Let’s Fight Oligarchs, Not Wars

Reuters reporting:  Industrialist Dmytro Firtash, one of Ukraine’s most influential oligarchs with close links to Russia through his gas interests, has been arrested in Austria at the request of the United States.  Austria’s Federal Crime Agency said on Thursday that Firtash was held on Wednesday on suspicion of violating laws on bribery and forming a criminal organization in the course of foreign business deals.

Ukraine’s Foreign Ministry said: “Our embassy in Austria has confirmed that Dmytro Firtash has been detained at the request of the (U.S.) Federal Bureau of Investigation. He is now being held in a detention center.”

The detention of Firtash, 48, whose business concerns in gas trading and chemicals thrived under ousted President Viktor Yanukovich, is the highest profile arrest in the wake of political turmoil which installed new pro-Western authorities in power in Kiev in February.

Firtash’s company Group DF said the FBI case appeared related to an investment project in 2006 which another group source said was in India.

The statement from Group DF said: “We know that the actions of the law enforcement organs of Austria in relation to Dmytro Firtash are not linked with the situation in Ukraine, not with the activity of the Group in Europe and America but relate to an investment project in 2006.

Forbes Ukraine magazine last year put Firtash in 14th place on its Ukrainian rich list, setting his fortune at $673 million.

Though he is nowhere near as wealthy as the country’s top oligarchs, Firtash’s close links to Russia, and possibly to the Kremlin via the energy sector, make him one of the most influential figures in Ukraine.

Firtash is not named on an initial European Union list of Ukrainians suspected of misusing state funds and violating human rights and whose assets are to be frozen as a result of the crisis over the Russian incursion into Ukraine’s Crimea.

He is one of several Ukrainian oligarchs who have called for Ukraine’s territorial integrity to be maintained in the face of Russia’s military incursion into Crimea.

U.S. prosecutors have not announced any charges against Firtash, and a database of criminal cases did not show any on Thursday.

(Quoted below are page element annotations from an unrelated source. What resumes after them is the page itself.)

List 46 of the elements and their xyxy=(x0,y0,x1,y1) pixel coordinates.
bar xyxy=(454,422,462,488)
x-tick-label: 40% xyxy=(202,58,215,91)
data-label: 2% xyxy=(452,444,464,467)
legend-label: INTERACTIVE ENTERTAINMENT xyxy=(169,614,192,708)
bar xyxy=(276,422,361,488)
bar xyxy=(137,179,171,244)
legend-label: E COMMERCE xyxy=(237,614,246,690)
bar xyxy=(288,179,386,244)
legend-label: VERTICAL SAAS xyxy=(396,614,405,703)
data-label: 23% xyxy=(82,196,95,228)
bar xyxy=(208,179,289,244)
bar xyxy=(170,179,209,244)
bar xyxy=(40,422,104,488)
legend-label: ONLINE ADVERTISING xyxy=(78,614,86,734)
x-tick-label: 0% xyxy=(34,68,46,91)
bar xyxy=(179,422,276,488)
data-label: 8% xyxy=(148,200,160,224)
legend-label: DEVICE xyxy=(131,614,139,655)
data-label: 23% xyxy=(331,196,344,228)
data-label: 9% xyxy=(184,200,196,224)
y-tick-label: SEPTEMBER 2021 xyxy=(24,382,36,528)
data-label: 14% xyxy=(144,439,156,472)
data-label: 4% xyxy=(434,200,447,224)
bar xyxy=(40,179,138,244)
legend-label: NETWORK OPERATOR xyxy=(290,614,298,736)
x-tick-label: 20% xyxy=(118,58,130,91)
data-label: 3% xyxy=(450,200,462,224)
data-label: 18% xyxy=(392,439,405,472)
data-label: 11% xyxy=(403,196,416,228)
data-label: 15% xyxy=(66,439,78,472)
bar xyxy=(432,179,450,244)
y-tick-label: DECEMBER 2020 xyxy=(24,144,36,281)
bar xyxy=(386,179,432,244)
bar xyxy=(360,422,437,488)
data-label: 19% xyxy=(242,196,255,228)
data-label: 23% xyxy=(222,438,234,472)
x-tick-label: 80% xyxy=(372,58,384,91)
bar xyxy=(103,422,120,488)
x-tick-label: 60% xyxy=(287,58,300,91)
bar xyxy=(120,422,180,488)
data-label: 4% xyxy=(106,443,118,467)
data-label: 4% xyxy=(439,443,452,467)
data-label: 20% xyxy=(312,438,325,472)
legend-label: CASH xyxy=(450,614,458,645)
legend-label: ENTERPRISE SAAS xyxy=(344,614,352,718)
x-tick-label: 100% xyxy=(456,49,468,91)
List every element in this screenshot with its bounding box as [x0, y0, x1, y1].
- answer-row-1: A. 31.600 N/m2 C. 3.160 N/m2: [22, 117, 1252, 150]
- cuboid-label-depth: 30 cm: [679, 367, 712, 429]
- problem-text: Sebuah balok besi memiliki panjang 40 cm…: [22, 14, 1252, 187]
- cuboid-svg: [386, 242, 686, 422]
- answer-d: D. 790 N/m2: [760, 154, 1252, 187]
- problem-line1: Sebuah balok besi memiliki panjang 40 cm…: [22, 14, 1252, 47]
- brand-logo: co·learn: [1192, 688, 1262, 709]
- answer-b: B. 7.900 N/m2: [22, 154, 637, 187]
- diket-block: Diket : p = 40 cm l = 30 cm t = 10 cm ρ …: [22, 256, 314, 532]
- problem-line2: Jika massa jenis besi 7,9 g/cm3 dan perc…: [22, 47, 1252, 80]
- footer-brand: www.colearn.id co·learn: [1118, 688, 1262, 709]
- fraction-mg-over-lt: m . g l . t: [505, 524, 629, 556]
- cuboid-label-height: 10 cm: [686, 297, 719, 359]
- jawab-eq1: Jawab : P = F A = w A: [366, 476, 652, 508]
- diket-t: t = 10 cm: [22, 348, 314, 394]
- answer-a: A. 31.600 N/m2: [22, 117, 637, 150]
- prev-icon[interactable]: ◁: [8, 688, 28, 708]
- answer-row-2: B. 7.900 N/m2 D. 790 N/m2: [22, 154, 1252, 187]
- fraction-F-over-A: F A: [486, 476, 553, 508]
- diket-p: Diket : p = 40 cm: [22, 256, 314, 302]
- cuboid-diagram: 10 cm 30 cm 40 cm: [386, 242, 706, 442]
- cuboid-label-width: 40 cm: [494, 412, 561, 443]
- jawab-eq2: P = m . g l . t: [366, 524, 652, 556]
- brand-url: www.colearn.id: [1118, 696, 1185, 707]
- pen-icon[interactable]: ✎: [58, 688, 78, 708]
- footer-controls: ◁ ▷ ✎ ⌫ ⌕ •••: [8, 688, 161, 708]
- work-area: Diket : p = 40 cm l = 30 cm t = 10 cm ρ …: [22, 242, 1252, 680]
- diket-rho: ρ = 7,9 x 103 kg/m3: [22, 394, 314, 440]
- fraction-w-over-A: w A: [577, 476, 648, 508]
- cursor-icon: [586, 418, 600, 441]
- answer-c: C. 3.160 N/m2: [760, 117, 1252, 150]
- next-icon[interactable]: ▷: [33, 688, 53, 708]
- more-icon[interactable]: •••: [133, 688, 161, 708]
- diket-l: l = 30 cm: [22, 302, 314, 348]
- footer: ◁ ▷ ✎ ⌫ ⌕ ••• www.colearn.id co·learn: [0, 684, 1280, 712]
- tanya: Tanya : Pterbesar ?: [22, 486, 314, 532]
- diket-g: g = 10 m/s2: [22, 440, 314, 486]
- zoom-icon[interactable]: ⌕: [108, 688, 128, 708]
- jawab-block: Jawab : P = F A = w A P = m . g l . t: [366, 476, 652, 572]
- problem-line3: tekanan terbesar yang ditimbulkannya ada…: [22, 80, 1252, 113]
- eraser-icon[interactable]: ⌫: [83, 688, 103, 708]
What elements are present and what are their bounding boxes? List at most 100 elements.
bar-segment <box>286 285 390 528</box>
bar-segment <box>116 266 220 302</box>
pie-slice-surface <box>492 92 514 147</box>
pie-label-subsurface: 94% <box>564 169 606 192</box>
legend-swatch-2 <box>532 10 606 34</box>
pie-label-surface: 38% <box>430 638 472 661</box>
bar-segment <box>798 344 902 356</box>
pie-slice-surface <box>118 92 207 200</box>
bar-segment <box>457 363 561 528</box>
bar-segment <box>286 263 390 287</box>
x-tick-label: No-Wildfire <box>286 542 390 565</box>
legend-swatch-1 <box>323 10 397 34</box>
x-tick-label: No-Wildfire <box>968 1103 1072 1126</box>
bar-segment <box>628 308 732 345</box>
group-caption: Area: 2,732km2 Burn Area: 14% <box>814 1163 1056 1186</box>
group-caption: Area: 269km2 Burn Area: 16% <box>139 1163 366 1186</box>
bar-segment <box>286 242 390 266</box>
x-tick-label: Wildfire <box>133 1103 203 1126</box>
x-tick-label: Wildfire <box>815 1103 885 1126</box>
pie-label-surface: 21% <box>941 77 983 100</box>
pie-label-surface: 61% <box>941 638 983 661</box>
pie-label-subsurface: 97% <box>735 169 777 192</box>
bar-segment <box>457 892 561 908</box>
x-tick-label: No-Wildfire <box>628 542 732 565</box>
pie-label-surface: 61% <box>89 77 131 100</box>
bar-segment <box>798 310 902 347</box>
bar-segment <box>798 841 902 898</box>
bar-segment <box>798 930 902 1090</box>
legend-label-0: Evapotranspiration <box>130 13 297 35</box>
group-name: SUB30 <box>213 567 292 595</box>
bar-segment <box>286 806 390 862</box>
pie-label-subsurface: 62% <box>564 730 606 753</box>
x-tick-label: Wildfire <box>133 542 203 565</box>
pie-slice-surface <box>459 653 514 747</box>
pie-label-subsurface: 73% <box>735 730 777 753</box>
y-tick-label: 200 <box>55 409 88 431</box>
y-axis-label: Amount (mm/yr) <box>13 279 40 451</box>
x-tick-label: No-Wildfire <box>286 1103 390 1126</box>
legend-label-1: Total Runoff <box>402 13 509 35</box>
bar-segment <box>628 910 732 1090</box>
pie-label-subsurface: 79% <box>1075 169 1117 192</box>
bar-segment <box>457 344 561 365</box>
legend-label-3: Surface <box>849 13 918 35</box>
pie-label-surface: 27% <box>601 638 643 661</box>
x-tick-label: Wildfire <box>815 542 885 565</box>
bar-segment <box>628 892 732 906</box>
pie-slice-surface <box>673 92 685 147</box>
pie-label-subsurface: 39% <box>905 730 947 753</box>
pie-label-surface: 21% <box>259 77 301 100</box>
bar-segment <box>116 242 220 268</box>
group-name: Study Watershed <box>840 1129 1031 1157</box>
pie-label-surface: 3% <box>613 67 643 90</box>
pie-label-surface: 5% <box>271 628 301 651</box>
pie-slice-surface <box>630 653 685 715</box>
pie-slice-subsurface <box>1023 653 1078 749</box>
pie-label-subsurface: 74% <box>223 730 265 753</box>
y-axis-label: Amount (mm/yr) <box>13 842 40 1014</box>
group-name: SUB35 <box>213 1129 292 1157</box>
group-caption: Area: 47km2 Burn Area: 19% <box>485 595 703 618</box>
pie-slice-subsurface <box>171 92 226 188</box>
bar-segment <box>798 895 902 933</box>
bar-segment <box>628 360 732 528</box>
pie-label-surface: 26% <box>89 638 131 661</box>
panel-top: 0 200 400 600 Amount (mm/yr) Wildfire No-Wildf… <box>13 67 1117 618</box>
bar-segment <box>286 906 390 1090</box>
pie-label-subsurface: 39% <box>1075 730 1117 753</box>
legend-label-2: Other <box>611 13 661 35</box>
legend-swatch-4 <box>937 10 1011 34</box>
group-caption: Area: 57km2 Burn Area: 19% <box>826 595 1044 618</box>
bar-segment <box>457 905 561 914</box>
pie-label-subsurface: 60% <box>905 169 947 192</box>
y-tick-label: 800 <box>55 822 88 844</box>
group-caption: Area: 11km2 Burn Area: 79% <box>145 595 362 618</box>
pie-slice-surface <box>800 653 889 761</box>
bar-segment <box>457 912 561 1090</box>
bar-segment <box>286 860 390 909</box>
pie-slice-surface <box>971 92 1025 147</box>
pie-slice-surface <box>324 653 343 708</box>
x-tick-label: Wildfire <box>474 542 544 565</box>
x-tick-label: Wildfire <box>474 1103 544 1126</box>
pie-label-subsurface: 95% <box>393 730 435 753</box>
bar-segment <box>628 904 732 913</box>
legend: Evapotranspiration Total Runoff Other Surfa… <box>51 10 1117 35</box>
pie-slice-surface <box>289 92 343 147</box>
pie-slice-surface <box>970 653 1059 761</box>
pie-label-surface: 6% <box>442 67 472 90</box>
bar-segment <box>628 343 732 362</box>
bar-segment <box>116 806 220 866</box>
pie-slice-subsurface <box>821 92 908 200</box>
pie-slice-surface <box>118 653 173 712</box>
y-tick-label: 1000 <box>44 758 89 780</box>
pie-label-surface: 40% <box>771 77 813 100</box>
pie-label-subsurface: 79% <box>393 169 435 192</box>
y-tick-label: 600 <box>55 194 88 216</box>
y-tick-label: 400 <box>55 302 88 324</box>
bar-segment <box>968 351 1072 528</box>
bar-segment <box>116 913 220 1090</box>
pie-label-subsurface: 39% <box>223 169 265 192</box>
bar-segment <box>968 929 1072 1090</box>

The United States has had an extradition treaty with Austria since 2000, according to the U.S. State Department.

Before Yanukovich’s dramatic and swift fall from power, Firtash’s contacts made him even more powerful than Ukraine’s richest man, steel and chemicals billionaire Rinat Akhmetov.

A year ago, in what was seen then as a move that would help Yanukovich secure re-election in 2015, Firtash bought a leading TV station Inter for a reported $2.5 billion.